The U.S. airstrike that killed Qassem Soleimani, head of Iran's Revolutionary Guard Quds Force, and Abu Mahdi al-Muhandis, a leader of Iranian-backed militias in Iraq, was not simply a sharp departure in the Trump administration's policy toward Tehran. It also marks a larger shift in America's response to Iranian influence and provocations in the Middle East. U.S. President Donald Trump has gambled that an extraordinary escalation will allow it to reassert control of an intensifying U.S.-Iran confrontation. It may actually work. But weathering the diplomatic and military fallout will require far greater skill and competence than Trump's team has displayed so far.
The political scientist Robert Jervis once distinguished between the "spiral model" and the "deterrence model" of conflict. In the spiral model, hitting an opponent simply causes him to hit you back; escalation begets escalation. In the deterrence model, hitting an opponent hard enough leads him to back down; escalation, or simply a show of strength, can beget de-escalation.

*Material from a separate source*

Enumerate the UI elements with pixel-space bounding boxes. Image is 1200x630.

For much of the past two decades, the United States has mostly followed the logic of the spiral model in dealing with Iran. Iranian forces and Iraqi proxies under Soleimani's command used improvised explosive devices to kill hundreds of American troops following the U.S. invasion of Iraq in 2003. Yet the George W. Bush administration — while periodically confronting Iraqi Shiite radicals under Iranian influence — mostly refrained from targeting top Iranian operatives such as Soleimani, for fear of provoking escalation with Tehran and a political backlash within Iraq.